The take home messages here is that the mainstream media is clearly behind this initiative to convict and incarcerate healthcare professions, even at a very steep price to patients with chronic medical conditions. Social media is the only publication the whole story. The government clearly hates social media, because government wants to control, as they control the mainstream media. Sadly for the government, some form of social media is the future of news, because the main stream media has lost all credibility. When I read about Doctors exchanging sex for drugs, distributing large amounts of opiates, not only due I take the news with a grain of salt now, but the general public, specially those that have been harmed by the governments and mains stream medias lies does as well. A virtual meeting that I, and many others specially patients had with the CDC was a major step forward. But evil is very strong. No doubt that those with bad intentions will fight back, and this was emphasized at this meeting. But, it is a balancing act and good ultimately triumphs for the continued advancement of our species. We just have to hang tight and fight on. The lies about this fake prescription opiate crisis are clear to the public now. Less than 3% of deaths, drugs abused were prescription all along. Not surprised.

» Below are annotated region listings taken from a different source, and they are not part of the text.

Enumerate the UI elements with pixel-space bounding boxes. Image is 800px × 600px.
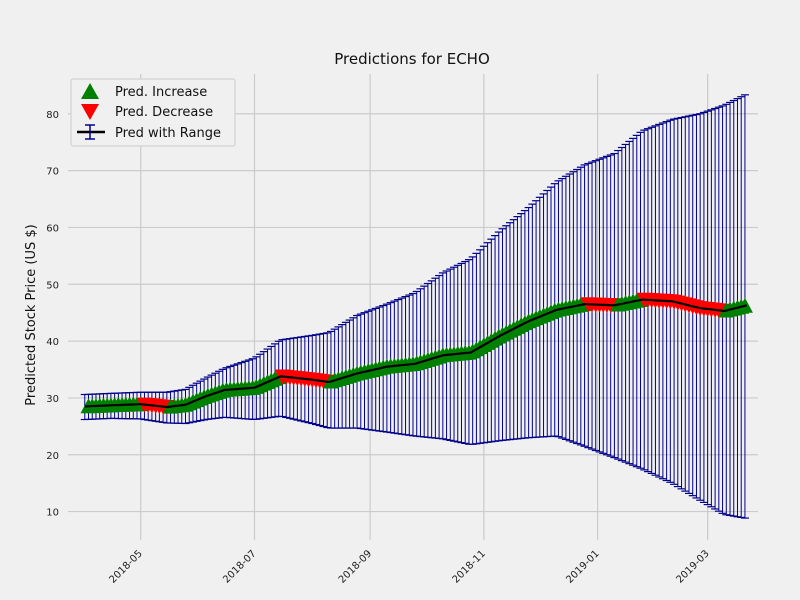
y-tick-label: 60 xyxy=(46,223,59,234)
y-tick-label: 80 xyxy=(46,110,59,121)
legend-increase-marker xyxy=(81,83,99,99)
legend: Pred. Increase Pred. Decrease Pred with … xyxy=(70,78,236,147)
y-tick-label: 30 xyxy=(46,394,59,405)
y-tick-label: 50 xyxy=(46,280,59,291)
y-tick-label: 70 xyxy=(46,167,59,178)
y-tick-label: 20 xyxy=(46,451,59,462)
legend-decrease-marker xyxy=(81,104,99,120)
prediction-line xyxy=(84,298,748,409)
y-tick-label: 10 xyxy=(46,508,59,519)
legend-box xyxy=(70,78,236,147)
legend-range-marker xyxy=(77,124,105,140)
legend-decrease-label: Pred. Decrease xyxy=(115,105,213,120)
y-tick-label: 40 xyxy=(46,337,59,348)
legend-range-label: Pred with Range xyxy=(115,126,221,141)
prediction-series-line xyxy=(84,298,748,409)
y-axis-label: Predicted Stock Price (US $) xyxy=(24,224,39,405)
legend-increase-label: Pred. Increase xyxy=(115,85,207,100)
chart-title: Predictions for ECHO xyxy=(334,50,490,68)
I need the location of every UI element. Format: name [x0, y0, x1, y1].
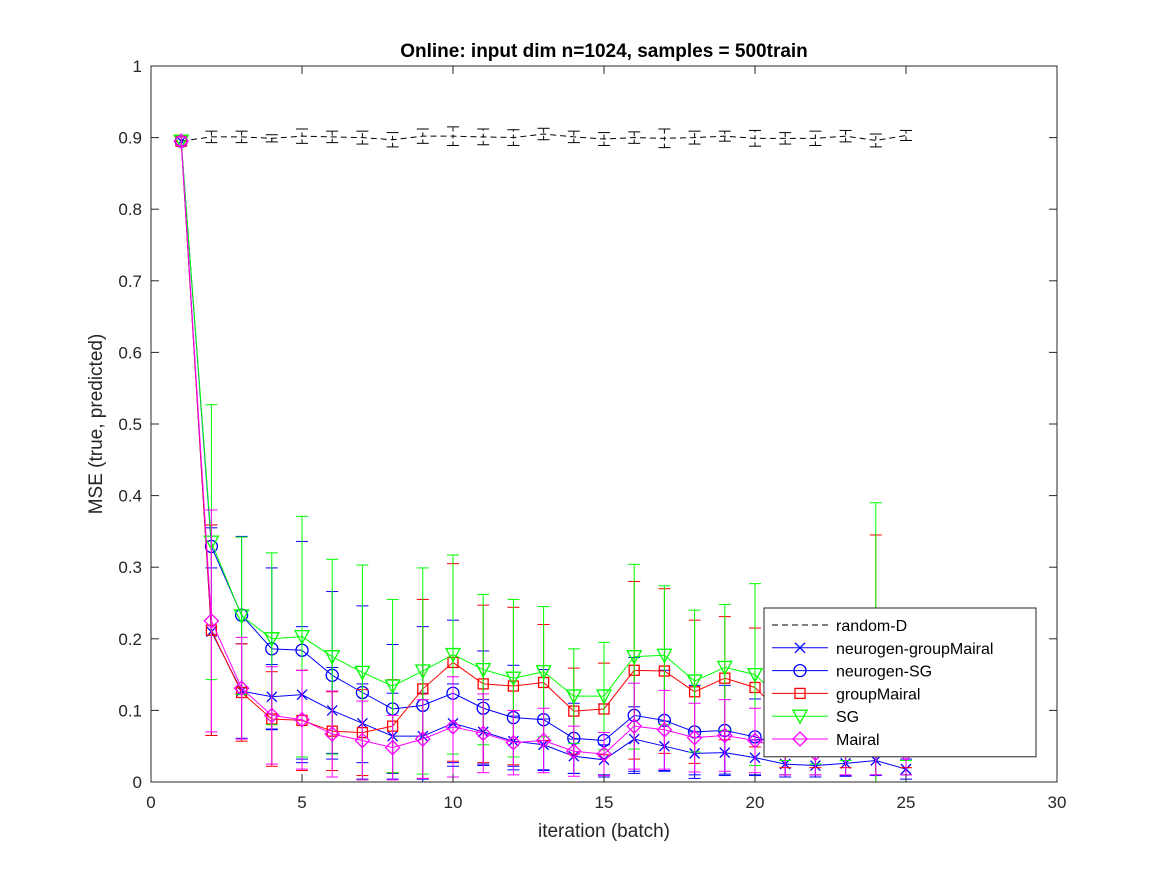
data-point — [565, 743, 582, 760]
y-axis-title: MSE (true, predicted) — [86, 334, 107, 515]
data-point — [595, 689, 613, 705]
data-point — [565, 689, 582, 705]
data-point — [626, 718, 643, 735]
error-bar — [839, 129, 852, 143]
data-point — [324, 726, 341, 742]
data-point — [475, 725, 492, 742]
error-bar — [688, 130, 701, 145]
x-tick-label: 5 — [297, 793, 306, 812]
ticks-layer: 0 5 10 15 20 25 30 0 0.1 0.2 0.3 0.4 0.5 0.6 0.7 0.8 0.9… — [118, 57, 1066, 812]
y-tick-label: 0.6 — [118, 343, 142, 362]
legend-marker — [794, 687, 806, 700]
legend-item-neurogen-groupmairal: neurogen-groupMairal — [772, 641, 993, 658]
legend-marker — [791, 709, 809, 725]
data-point — [716, 727, 733, 744]
legend-label: SG — [836, 709, 859, 726]
data-point — [535, 665, 552, 681]
error-bar — [205, 130, 218, 144]
data-point — [444, 647, 462, 663]
y-tick-label: 0.1 — [118, 701, 142, 720]
data-point — [354, 732, 371, 749]
y-tick-label: 0.2 — [118, 630, 142, 649]
x-tick-label: 20 — [746, 793, 765, 812]
data-point — [686, 729, 703, 746]
error-bar — [235, 130, 248, 144]
data-point — [414, 731, 431, 747]
data-point — [656, 648, 673, 664]
data-point — [414, 664, 431, 680]
y-tick-label: 0.4 — [118, 487, 142, 506]
y-tick-label: 0 — [133, 773, 142, 792]
x-tick-label: 25 — [897, 793, 916, 812]
legend-item-groupmairal: groupMairal — [772, 686, 920, 703]
data-point — [233, 609, 250, 625]
data-point — [354, 665, 371, 681]
x-tick-label: 10 — [444, 793, 463, 812]
chart-title: Online: input dim n=1024, samples = 500t… — [400, 41, 808, 62]
legend-label: random-D — [836, 618, 907, 635]
legend-item-mairal: Mairal — [772, 731, 880, 749]
data-point — [294, 711, 310, 728]
data-point — [263, 632, 280, 648]
legend-box — [763, 607, 1037, 758]
data-point — [384, 739, 401, 756]
data-point — [324, 650, 341, 666]
data-point — [293, 630, 311, 646]
legend-item-random-d: random-D — [772, 618, 907, 635]
data-point — [626, 650, 643, 666]
y-tick-label: 0.7 — [118, 272, 142, 291]
x-axis-title: iteration (batch) — [538, 821, 670, 842]
data-point — [686, 674, 703, 690]
legend: random-D neurogen-groupMairal neurogen-SG g… — [763, 607, 1037, 758]
legend-item-sg: SG — [772, 709, 859, 726]
series-random-d — [175, 126, 912, 149]
data-point — [384, 679, 401, 695]
y-tick-label: 0.3 — [118, 558, 142, 577]
data-point — [505, 734, 522, 751]
legend-marker — [794, 642, 806, 654]
data-point — [596, 746, 612, 762]
error-bar — [598, 132, 610, 146]
error-bar — [869, 133, 882, 148]
data-point — [445, 718, 461, 735]
legend-label: neurogen-SG — [836, 664, 932, 681]
data-point — [173, 134, 190, 150]
data-point — [233, 680, 250, 697]
series-line — [181, 133, 907, 142]
legend-label: neurogen-groupMairal — [836, 641, 993, 658]
error-bar — [567, 130, 580, 144]
legend-marker — [792, 731, 808, 747]
y-tick-label: 0.8 — [118, 200, 142, 219]
legend-label: Mairal — [836, 732, 880, 749]
legend-item-neurogen-sg: neurogen-SG — [772, 664, 932, 681]
data-point — [716, 660, 733, 676]
error-bar — [326, 130, 339, 144]
data-point — [535, 732, 552, 749]
error-bar — [537, 127, 550, 141]
x-tick-label: 30 — [1048, 793, 1067, 812]
data-point — [475, 662, 492, 678]
error-bar — [900, 129, 912, 141]
y-tick-label: 0.9 — [118, 129, 142, 148]
legend-marker — [793, 663, 807, 678]
y-tick-label: 0.5 — [118, 415, 142, 434]
data-point — [656, 721, 673, 738]
legend-label: groupMairal — [836, 686, 920, 703]
x-tick-label: 15 — [595, 793, 614, 812]
error-bar — [718, 130, 731, 142]
data-point — [747, 732, 763, 749]
data-point — [203, 612, 220, 629]
error-bar — [356, 130, 369, 145]
error-bar — [779, 132, 792, 145]
data-point — [173, 133, 190, 150]
y-tick-label: 1 — [133, 57, 142, 76]
error-bar — [628, 131, 641, 144]
x-tick-label: 0 — [146, 793, 155, 812]
data-point — [263, 707, 280, 724]
data-point — [746, 667, 764, 683]
marker-stroke — [794, 642, 806, 654]
data-point — [505, 671, 522, 687]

About the Author Felix Brizuela

Born in Cuba, Felix moved to New Jersey when he was two years old. He played football and wrestled for Rutgers University. He graduated medical training at the now-named Rowan School of Osteopathic Medicine and did his residency in neurology. His medical practice was located in Morgantown, WV and Connellsville, PA. He has teaching experience, serving as department chair at Temple University and teaching attendant at the West Virginia school of Osteopathic Medicine. He has done investigative studies with epilepsy and multiple sclerosis and served as chief investigator for a study of postpolio syndrome and chronic fatigue. He was also a chief investigator in a study involving the use of intravenous gamma globin for the treatment of chronic inflammatory demyelinating polyneuropathy, entitled “Ivig and cidp, dose matters”. The paper was presented at a poster presentation in France. He has lectured overseas on the topic of cidp and immune neuropathy.